Jean Chrétien est-il tenté de faire un deuxième retour en politique afin de remettre le Parti libéral sur ses rails? L'ancien premier ministre est-il inquiet des déboires de son parti?

Le «p'tit gars de Shawinigan», qui a reçu l'Ordre du mérite des mains de la reine Élisabeth II au palais de Buckingham, se fait souvent prier par les gens, dans la rue, de revenir en politique afin de redonner au Parti libéral ses lettres de noblesse à Ottawa.

 

Des députés et des militants libéraux s'ennuient de plus en plus de l'époque où le Parti libéral, dirigé par M. Chrétien, faisait la pluie et le beau temps dans la capitale fédérale. L'ex-premier ministre a formé trois gouvernements majoritaires libéraux de suite, en 1993, 1997 et 2000, avant de tirer sa révérence en 2003.

S'il dit apprécier que des gens croient encore qu'il pourrait ramener le Parti libéral à la victoire, M. Chrétien exclut tout retour en politique.

«Non, absolument pas. C'est terminé, a affirmé M. Chrétien dans une entrevue accordée à La Presse depuis Londres. Beaucoup de gens me disent cela dans la rue. Je leur dis merci beaucoup. Les gens sont nostalgiques. C'était des bonnes années quand on était au pouvoir. Quand on les vit, on ne le réalise pas. Mais quand on est parti... C'est agréable à écouter. C'est tout.»

Âgé de 75 ans, M. Chrétien n'a pu s'empêcher de lancer une boutade lorsqu'il a été interrogé au sujet d'un possible retour. Il a rappelé que William Gladstone a réussi à se faire élire premier ministre de la Grande-Bretagne à l'âge de 82 ans.

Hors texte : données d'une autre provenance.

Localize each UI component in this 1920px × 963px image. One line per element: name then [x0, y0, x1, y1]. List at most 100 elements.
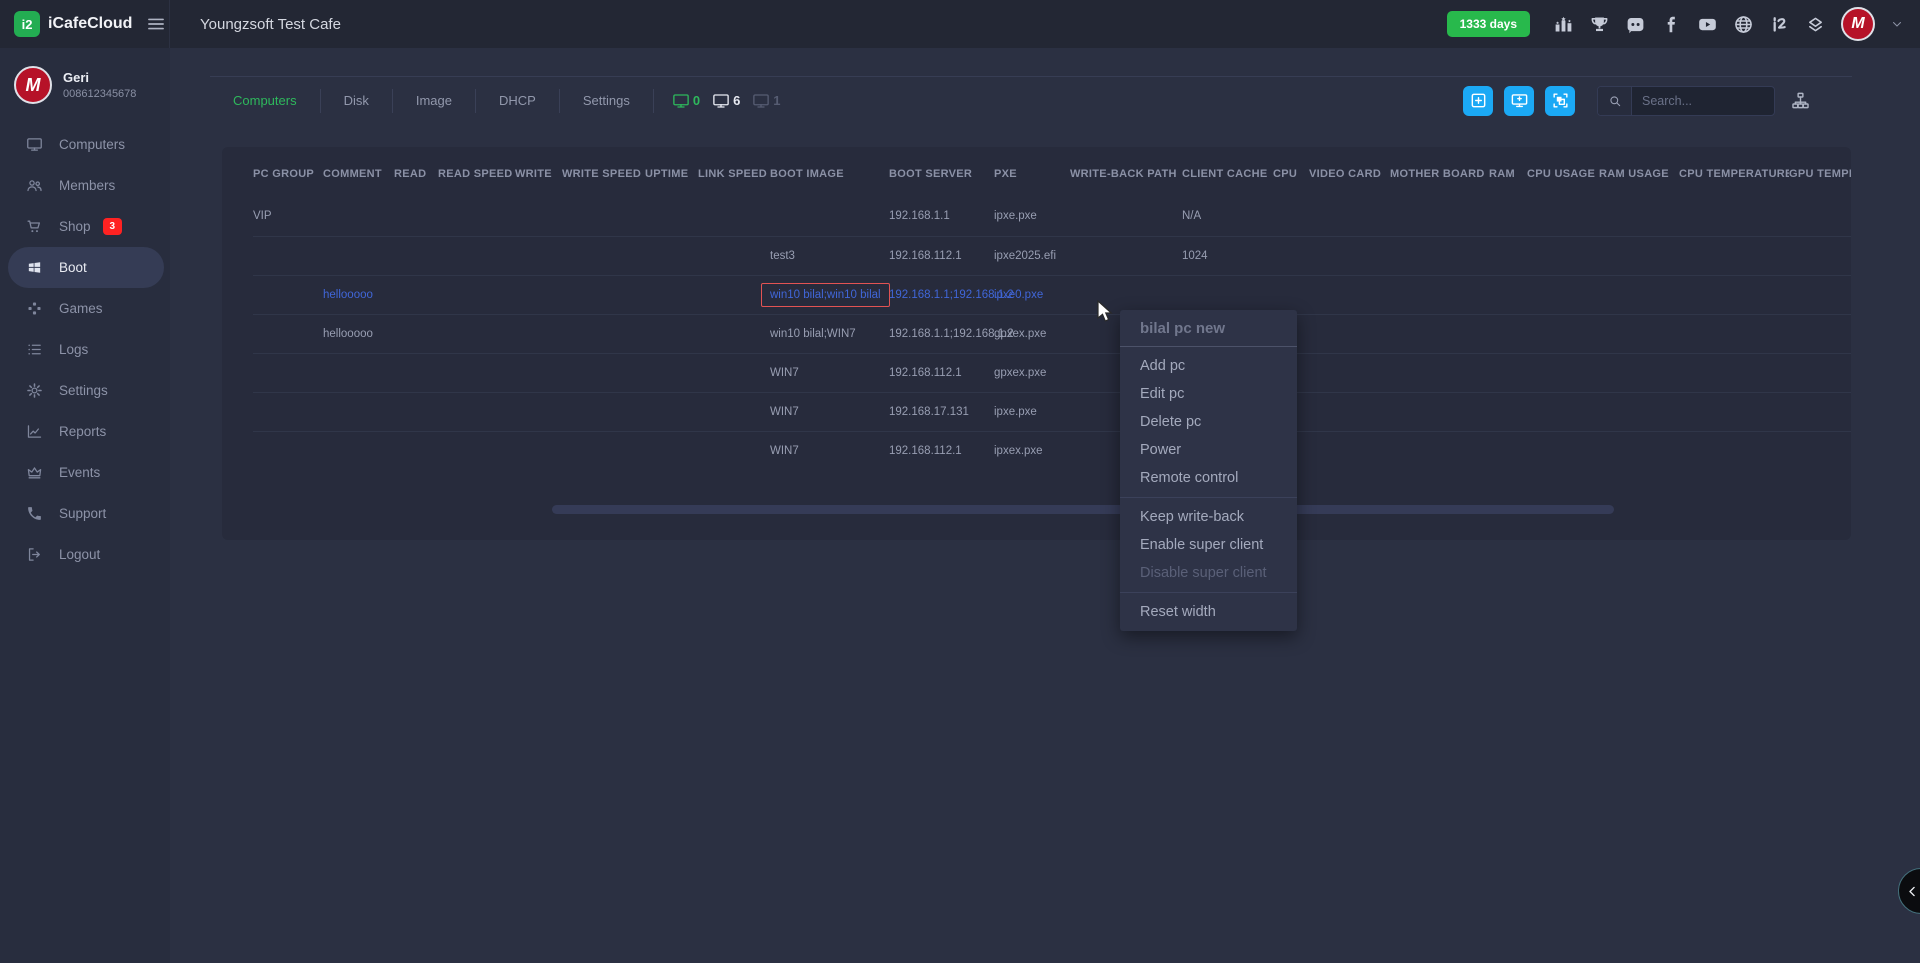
- context-menu-item-power[interactable]: Power: [1120, 436, 1297, 464]
- table-row[interactable]: WIN7192.168.17.131ipxe.pxe: [253, 392, 1851, 431]
- column-header-read[interactable]: READ: [394, 151, 438, 197]
- tab-settings[interactable]: Settings: [560, 89, 654, 113]
- context-menu-item-keep-write-back[interactable]: Keep write-back: [1120, 503, 1297, 531]
- monitor-count-white[interactable]: 6: [712, 92, 740, 110]
- search-input[interactable]: [1632, 94, 1774, 108]
- column-header-client-cache[interactable]: CLIENT CACHE: [1182, 151, 1273, 197]
- column-header-write[interactable]: WRITE: [515, 151, 562, 197]
- cell-ram-usage: [1599, 314, 1679, 353]
- sitemap-icon[interactable]: [1791, 91, 1810, 110]
- context-menu-item-delete-pc[interactable]: Delete pc: [1120, 408, 1297, 436]
- user-avatar[interactable]: M: [1841, 7, 1875, 41]
- column-header-boot-server[interactable]: BOOT SERVER: [889, 151, 994, 197]
- table-row[interactable]: hellooooowin10 bilal;WIN7192.168.1.1;192…: [253, 314, 1851, 353]
- context-menu-item-enable-super-client[interactable]: Enable super client: [1120, 531, 1297, 559]
- cell-cpu-temperature: [1679, 314, 1789, 353]
- column-header-gpu-temperature[interactable]: GPU TEMPERATURE: [1789, 151, 1851, 197]
- sidebar-item-games[interactable]: Games: [0, 288, 170, 329]
- sidebar-item-members[interactable]: Members: [0, 165, 170, 206]
- column-header-video-card[interactable]: VIDEO CARD: [1309, 151, 1390, 197]
- column-header-mother-board[interactable]: MOTHER BOARD: [1390, 151, 1489, 197]
- cell-boot-image: test3: [770, 236, 889, 275]
- sidebar-item-events[interactable]: Events: [0, 452, 170, 493]
- cell-gpu-temperature: [1789, 197, 1851, 236]
- monitor-plus-icon: [1510, 91, 1529, 110]
- select-area-button[interactable]: [1545, 86, 1575, 116]
- cell-ram-usage: [1599, 392, 1679, 431]
- table-row[interactable]: WIN7192.168.112.1gpxex.pxe: [253, 353, 1851, 392]
- main-content: ComputersDiskImageDHCPSettings 0 6 1: [170, 48, 1920, 963]
- sidebar-item-logs[interactable]: Logs: [0, 329, 170, 370]
- sidebar-item-label: Boot: [59, 260, 87, 275]
- sidebar-item-boot[interactable]: Boot: [8, 247, 164, 288]
- context-menu-item-add-pc[interactable]: Add pc: [1120, 352, 1297, 380]
- sidebar-item-computers[interactable]: Computers: [0, 124, 170, 165]
- column-header-pc-group[interactable]: PC GROUP: [253, 151, 323, 197]
- globe-icon[interactable]: [1733, 14, 1754, 35]
- cell-write-back-path: [1070, 236, 1182, 275]
- table-row[interactable]: VIP192.168.1.1ipxe.pxeN/A: [253, 197, 1851, 236]
- context-menu-item-reset-width[interactable]: Reset width: [1120, 598, 1297, 626]
- table-row[interactable]: hellooooowin10 bilal;win10 bilal192.168.…: [253, 275, 1851, 314]
- sidebar-item-settings[interactable]: Settings: [0, 370, 170, 411]
- column-header-cpu[interactable]: CPU: [1273, 151, 1309, 197]
- column-header-write-back-path[interactable]: WRITE-BACK PATH: [1070, 151, 1182, 197]
- icafecloud-logo-icon: i2: [14, 11, 40, 37]
- column-header-ram[interactable]: RAM: [1489, 151, 1527, 197]
- days-remaining-badge[interactable]: 1333 days: [1447, 11, 1530, 37]
- cell-ram: [1489, 275, 1527, 314]
- horizontal-scrollbar[interactable]: [552, 505, 1614, 514]
- table-row[interactable]: test3192.168.112.1ipxe2025.efi1024: [253, 236, 1851, 275]
- youtube-icon[interactable]: [1697, 14, 1718, 35]
- discord-icon[interactable]: [1625, 14, 1646, 35]
- cell-mother-board: [1390, 275, 1489, 314]
- ranking-icon[interactable]: [1553, 14, 1574, 35]
- column-header-cpu-usage[interactable]: CPU USAGE: [1527, 151, 1599, 197]
- monitor-count-green[interactable]: 0: [672, 92, 700, 110]
- facebook-icon[interactable]: [1661, 14, 1682, 35]
- cell-read: [394, 353, 438, 392]
- column-header-ram-usage[interactable]: RAM USAGE: [1599, 151, 1679, 197]
- sidebar-item-reports[interactable]: Reports: [0, 411, 170, 452]
- chevron-down-icon[interactable]: [1890, 17, 1904, 31]
- cell-ram: [1489, 353, 1527, 392]
- context-menu-item-edit-pc[interactable]: Edit pc: [1120, 380, 1297, 408]
- hamburger-menu-icon[interactable]: [146, 14, 166, 34]
- cell-link-speed: [698, 314, 770, 353]
- sidebar-item-logout[interactable]: Logout: [0, 534, 170, 575]
- sidebar-user-avatar[interactable]: M: [14, 66, 52, 104]
- cell-boot-server: 192.168.112.1: [889, 236, 994, 275]
- layers-icon[interactable]: [1805, 14, 1826, 35]
- cell-write: [515, 197, 562, 236]
- monitor-counts: 0 6 1: [672, 92, 781, 110]
- context-menu-group: Add pcEdit pcDelete pcPowerRemote contro…: [1120, 347, 1297, 497]
- column-header-uptime[interactable]: UPTIME: [645, 151, 698, 197]
- monitor-icon: [712, 92, 730, 110]
- column-header-pxe[interactable]: PXE: [994, 151, 1070, 197]
- column-header-boot-image[interactable]: BOOT IMAGE: [770, 151, 889, 197]
- cell-mother-board: [1390, 431, 1489, 470]
- cell-cpu-temperature: [1679, 275, 1789, 314]
- monitor-count-gray[interactable]: 1: [752, 92, 780, 110]
- sidebar-item-support[interactable]: Support: [0, 493, 170, 534]
- cell-ram: [1489, 392, 1527, 431]
- context-menu-item-remote-control[interactable]: Remote control: [1120, 464, 1297, 492]
- sidebar-item-shop[interactable]: Shop 3: [0, 206, 170, 247]
- tab-dhcp[interactable]: DHCP: [476, 89, 560, 113]
- crown-icon: [26, 464, 43, 481]
- column-header-read-speed[interactable]: READ SPEED: [438, 151, 515, 197]
- column-header-link-speed[interactable]: LINK SPEED: [698, 151, 770, 197]
- tab-image[interactable]: Image: [393, 89, 476, 113]
- add-pc-button[interactable]: [1504, 86, 1534, 116]
- icafecloud-icon[interactable]: [1769, 14, 1790, 35]
- table-row[interactable]: WIN7192.168.112.1ipxex.pxe: [253, 431, 1851, 470]
- add-button[interactable]: [1463, 86, 1493, 116]
- sidebar-item-label: Events: [59, 465, 100, 480]
- column-header-comment[interactable]: COMMENT: [323, 151, 394, 197]
- column-header-cpu-temperature[interactable]: CPU TEMPERATURE: [1679, 151, 1789, 197]
- tab-computers[interactable]: Computers: [210, 89, 321, 113]
- trophy-icon[interactable]: [1589, 14, 1610, 35]
- search-icon: [1608, 94, 1622, 108]
- tab-disk[interactable]: Disk: [321, 89, 393, 113]
- column-header-write-speed[interactable]: WRITE SPEED: [562, 151, 645, 197]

«Il est prématuré de parler d'un retour! Gladstone est revenu à l'âge de 82 ans. Et si on tient compte de l'espérance de vie des êtres humains aujourd'hui, 82 ans au XIXe siècle équivalent probablement à 96 ans aujourd'hui. Alors cela me donne encore beaucoup de temps pour y réfléchir», a-t-il blagué.

Que pense-t-il des états d'âme de certains membres de son parti qui le voient à nouveau aux commandes du PLC? «Il y a toujours des murmures dans un parti politique. J'en ai connu. Vous en avez entendu beaucoup. Il y a bien des spécialistes qui aiment parler aux médias mais qui ne veulent pas que leur nom soit utilisé. Ce ne sont pas nécessairement les plus braves. Et quand on est dans l'opposition, c'est pire. Ça existe même quand vous avez beaucoup de succès. Dans l'opposition, c'est toujours difficile», a dit M. Chrétien.

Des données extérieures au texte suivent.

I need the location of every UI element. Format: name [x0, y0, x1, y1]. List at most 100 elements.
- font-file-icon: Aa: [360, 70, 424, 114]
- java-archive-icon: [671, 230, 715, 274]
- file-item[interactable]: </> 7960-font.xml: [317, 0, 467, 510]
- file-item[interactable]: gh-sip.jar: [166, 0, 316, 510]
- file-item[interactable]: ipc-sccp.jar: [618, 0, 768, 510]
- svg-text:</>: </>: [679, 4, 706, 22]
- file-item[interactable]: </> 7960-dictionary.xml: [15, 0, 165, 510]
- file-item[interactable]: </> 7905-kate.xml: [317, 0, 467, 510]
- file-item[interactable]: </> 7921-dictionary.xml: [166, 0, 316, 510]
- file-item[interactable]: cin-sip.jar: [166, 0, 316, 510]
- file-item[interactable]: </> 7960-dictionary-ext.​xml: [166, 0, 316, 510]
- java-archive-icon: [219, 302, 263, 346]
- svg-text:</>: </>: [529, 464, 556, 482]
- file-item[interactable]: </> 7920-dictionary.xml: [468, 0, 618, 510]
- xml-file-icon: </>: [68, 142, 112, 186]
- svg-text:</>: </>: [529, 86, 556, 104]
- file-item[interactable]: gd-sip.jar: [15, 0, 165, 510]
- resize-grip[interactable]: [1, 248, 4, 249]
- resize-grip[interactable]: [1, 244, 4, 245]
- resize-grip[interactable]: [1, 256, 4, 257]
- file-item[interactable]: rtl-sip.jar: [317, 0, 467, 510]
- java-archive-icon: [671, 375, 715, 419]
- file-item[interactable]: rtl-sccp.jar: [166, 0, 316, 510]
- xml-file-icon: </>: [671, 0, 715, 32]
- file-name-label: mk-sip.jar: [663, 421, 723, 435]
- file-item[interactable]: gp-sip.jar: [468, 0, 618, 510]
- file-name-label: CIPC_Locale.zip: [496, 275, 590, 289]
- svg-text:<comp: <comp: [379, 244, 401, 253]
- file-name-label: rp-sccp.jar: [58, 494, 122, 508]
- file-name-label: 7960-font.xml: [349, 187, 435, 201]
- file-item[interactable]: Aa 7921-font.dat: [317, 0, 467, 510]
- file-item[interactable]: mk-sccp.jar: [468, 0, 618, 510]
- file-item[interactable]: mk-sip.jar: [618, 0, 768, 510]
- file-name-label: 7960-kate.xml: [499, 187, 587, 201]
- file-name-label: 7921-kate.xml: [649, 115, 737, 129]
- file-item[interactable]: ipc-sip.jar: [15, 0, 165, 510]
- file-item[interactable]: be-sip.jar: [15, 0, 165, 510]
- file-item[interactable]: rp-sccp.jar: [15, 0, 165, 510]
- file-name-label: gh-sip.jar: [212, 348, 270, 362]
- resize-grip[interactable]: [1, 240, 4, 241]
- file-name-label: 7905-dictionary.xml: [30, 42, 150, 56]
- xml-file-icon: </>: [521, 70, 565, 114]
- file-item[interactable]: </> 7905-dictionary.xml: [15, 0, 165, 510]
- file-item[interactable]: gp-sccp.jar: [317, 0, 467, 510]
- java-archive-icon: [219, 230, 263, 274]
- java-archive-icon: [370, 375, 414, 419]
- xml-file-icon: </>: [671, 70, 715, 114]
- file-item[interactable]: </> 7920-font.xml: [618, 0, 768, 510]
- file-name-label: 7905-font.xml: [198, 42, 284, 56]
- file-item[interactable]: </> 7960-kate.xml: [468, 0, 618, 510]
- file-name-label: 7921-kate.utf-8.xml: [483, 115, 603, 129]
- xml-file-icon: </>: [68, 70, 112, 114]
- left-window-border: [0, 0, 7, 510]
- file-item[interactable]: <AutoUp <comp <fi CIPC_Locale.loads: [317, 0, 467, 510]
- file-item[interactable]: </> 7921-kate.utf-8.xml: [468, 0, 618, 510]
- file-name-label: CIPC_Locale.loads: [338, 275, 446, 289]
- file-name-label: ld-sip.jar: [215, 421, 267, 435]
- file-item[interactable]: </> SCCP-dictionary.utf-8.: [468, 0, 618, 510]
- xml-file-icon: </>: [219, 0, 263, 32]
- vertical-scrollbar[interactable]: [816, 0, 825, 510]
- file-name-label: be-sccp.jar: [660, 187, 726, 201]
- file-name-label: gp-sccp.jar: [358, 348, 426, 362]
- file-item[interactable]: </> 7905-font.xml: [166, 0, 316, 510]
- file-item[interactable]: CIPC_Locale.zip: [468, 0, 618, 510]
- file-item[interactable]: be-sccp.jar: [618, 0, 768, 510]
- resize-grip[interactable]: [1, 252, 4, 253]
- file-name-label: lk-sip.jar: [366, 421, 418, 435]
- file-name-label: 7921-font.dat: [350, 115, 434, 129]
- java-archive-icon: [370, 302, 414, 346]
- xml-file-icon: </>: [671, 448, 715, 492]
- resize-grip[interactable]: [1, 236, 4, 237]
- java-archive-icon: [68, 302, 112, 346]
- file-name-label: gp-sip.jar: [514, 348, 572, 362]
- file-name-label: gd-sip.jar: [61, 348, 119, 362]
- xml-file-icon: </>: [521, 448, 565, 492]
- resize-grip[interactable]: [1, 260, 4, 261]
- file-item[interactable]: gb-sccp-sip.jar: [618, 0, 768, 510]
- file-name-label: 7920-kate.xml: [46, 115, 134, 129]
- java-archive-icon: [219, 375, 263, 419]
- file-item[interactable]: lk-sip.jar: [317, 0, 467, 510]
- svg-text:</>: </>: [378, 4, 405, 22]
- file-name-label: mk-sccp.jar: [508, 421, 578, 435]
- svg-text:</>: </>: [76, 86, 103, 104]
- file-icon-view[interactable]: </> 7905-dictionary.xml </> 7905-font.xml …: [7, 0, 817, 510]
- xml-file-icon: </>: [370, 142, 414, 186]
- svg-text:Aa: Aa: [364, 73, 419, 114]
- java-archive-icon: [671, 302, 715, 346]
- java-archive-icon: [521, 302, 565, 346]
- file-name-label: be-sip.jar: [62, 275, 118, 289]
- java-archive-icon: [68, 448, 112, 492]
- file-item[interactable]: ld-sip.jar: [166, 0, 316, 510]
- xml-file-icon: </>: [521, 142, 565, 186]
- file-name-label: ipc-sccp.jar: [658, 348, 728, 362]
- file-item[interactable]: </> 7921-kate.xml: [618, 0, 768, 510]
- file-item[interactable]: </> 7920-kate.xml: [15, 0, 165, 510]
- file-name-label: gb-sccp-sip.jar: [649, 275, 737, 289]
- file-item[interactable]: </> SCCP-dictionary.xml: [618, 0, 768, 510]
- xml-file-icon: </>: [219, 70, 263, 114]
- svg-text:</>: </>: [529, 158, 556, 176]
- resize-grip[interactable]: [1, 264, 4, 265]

De la sympathie pour Ignatieff

Cela dit, l'ancien premier ministre a dit comprendre la tâche difficile qui incombe à Michael Ignatieff. Quand il a fait un retour en politique, en 1990, après quatre ans d'absence, M. Chrétien a connu des moments difficiles comme chef de l'opposition officielle.

«J'ai eu des moments difficiles aussi comme chef de l'opposition. C'est difficile d'être dans l'opposition. C'est difficile d'être chef d'un parti. Et c'est difficile d'être premier ministre. C'est difficile de gagner des élections. C'est un métier difficile. Mais il y a des moments agréables. Ce matin en a été un», a-t-il dit au sujet de la décision de la reine Élisabeth II de lui accorder l'Ordre du mérite.

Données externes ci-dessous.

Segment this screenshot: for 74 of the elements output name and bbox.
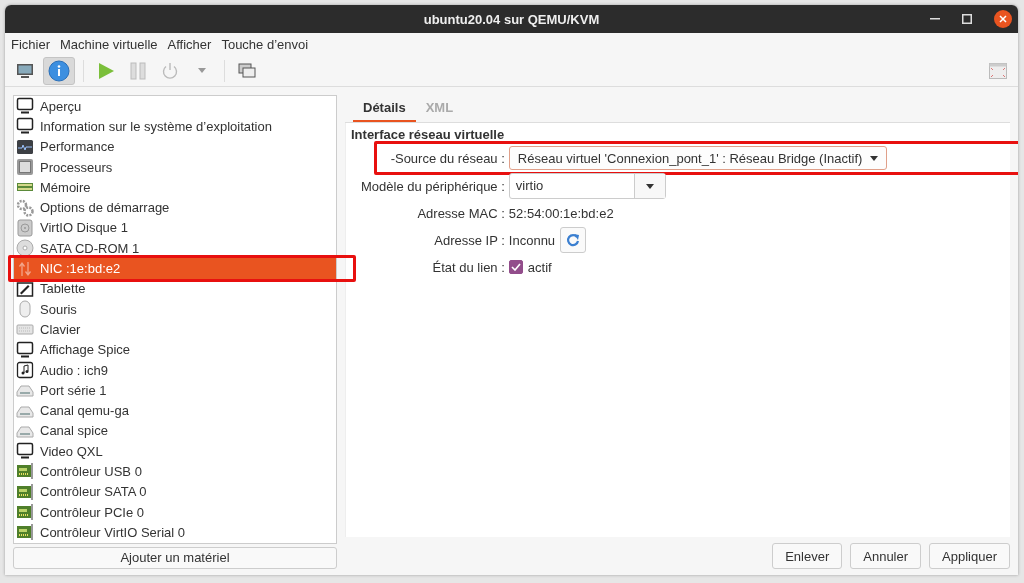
hardware-item[interactable]: Video QXL (14, 441, 336, 462)
checkbox-label: actif (527, 259, 552, 275)
field-value: 52:54:00:1e:bd:e2 (508, 205, 614, 221)
minimize-icon[interactable] (930, 18, 940, 20)
section-title: Interface réseau virtuelle (351, 127, 506, 142)
network-source-dropdown[interactable]: Réseau virtuel 'Connexion_pont_1' : Réseau Bridge (Inactif) (508, 146, 888, 170)
dialog-button[interactable]: Annuler (850, 543, 922, 569)
window-title: ubuntu20.04 sur QEMU/KVM (423, 11, 600, 27)
chip-icon (16, 158, 34, 177)
fullscreen-icon (989, 62, 1007, 79)
pause-icon (130, 61, 146, 80)
hardware-item[interactable]: Performance (14, 136, 336, 157)
field-label: Modèle du périphérique : (360, 178, 505, 194)
gears-icon (16, 198, 34, 217)
monitor-icon (16, 117, 34, 136)
model-combo-field[interactable]: virtio (508, 173, 666, 199)
field-label: -Source du réseau : (389, 150, 505, 166)
hardware-item[interactable]: Contrôleur VirtIO Serial 0 (14, 522, 336, 543)
power-icon (161, 61, 179, 80)
refresh-button[interactable] (560, 227, 587, 253)
hardware-item[interactable]: Contrôleur PCIe 0 (14, 501, 336, 523)
disc-icon (16, 239, 34, 258)
hardware-item[interactable]: Port série 1 (14, 380, 336, 401)
hardware-item[interactable]: VirtIO Disque 1 (14, 217, 336, 239)
music-note-icon (16, 361, 34, 379)
card-icon (16, 523, 34, 542)
caret-icon (870, 155, 879, 161)
field-label: État du lien : (431, 259, 505, 275)
hardware-item[interactable]: Contrôleur USB 0 (14, 461, 336, 482)
hardware-item[interactable]: Canal spice (14, 420, 336, 442)
network-icon (16, 259, 34, 278)
tablet-icon (16, 279, 34, 298)
card-icon (16, 503, 34, 522)
hardware-item[interactable]: Souris (14, 298, 336, 320)
details-button[interactable] (43, 56, 75, 85)
hardware-item[interactable]: Audio : ich9 (14, 359, 336, 381)
hardware-item[interactable]: Affichage Spice (14, 339, 336, 360)
card-icon (16, 462, 34, 481)
maximize-icon[interactable] (962, 14, 972, 24)
hardware-item[interactable]: Contrôleur SATA 0 (14, 481, 336, 502)
menu-item[interactable]: Afficher (167, 36, 212, 52)
menu-item[interactable]: Fichier (11, 36, 50, 52)
mouse-icon (16, 300, 34, 319)
caret-icon (198, 68, 206, 73)
monitor-icon (16, 442, 34, 461)
info-icon (48, 59, 70, 82)
hardware-item[interactable]: Information sur le système d’exploitation (14, 116, 336, 137)
windows-icon (238, 62, 256, 79)
hardware-item[interactable]: Mémoire (14, 177, 336, 198)
field-label: Adresse IP : (433, 232, 505, 248)
hardware-item[interactable]: Options de démarrage (14, 197, 336, 218)
hardware-item[interactable]: Tablette (14, 278, 336, 299)
hardware-item[interactable]: Aperçu (14, 96, 336, 117)
checkbox[interactable] (508, 260, 523, 274)
hardware-item[interactable]: SATA CD-ROM 1 (14, 238, 336, 259)
dialog-button[interactable]: Appliquer (929, 543, 1010, 569)
caret-icon (645, 183, 654, 189)
field-value: Inconnu (508, 232, 556, 248)
dialog-button[interactable]: Enlever (772, 543, 843, 569)
play-icon (97, 61, 115, 80)
monitor-icon (16, 62, 34, 79)
hardware-item[interactable]: Canal qemu-ga (14, 400, 336, 421)
hardware-item[interactable]: Clavier (14, 319, 336, 340)
menu-item[interactable]: Machine virtuelle (60, 36, 158, 52)
refresh-icon (566, 233, 581, 247)
close-icon[interactable] (994, 10, 1012, 28)
hardware-item[interactable]: Processeurs (14, 156, 336, 178)
field-label: Adresse MAC : (416, 205, 505, 221)
hardware-item[interactable]: NIC :1e:bd:e2 (14, 258, 336, 279)
monitor-icon (16, 340, 34, 359)
performance-icon (16, 137, 34, 156)
card-icon (16, 482, 34, 501)
add-hardware-button[interactable]: Ajouter un matériel (13, 546, 337, 569)
menu-item[interactable]: Touche d’envoi (221, 36, 309, 52)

Quant à Michael Ignatieff, il doit donner le meilleur de lui-même pour convaincre les électeurs qu'il est celui qui peut le mieux remplacer Stephen Harper au pouvoir, estime M. Chrétien.

«Il doit faire de son mieux. Il est le chef. S'il me demande mon avis, je serai content de lui en donner. Mais c'est lui qui décide. Il ne faut pas blâmer les conseillers. En bout de piste, quand j'étais premier ministre, c'est moi qui prenais le blâme et qui prenais le crédit. Il y en a qui veulent prendre le crédit, mais ils ne veulent pas prendre le blâme. Dans mon cas, cela ne me dérangeait pas», a conclu M. Chrétien.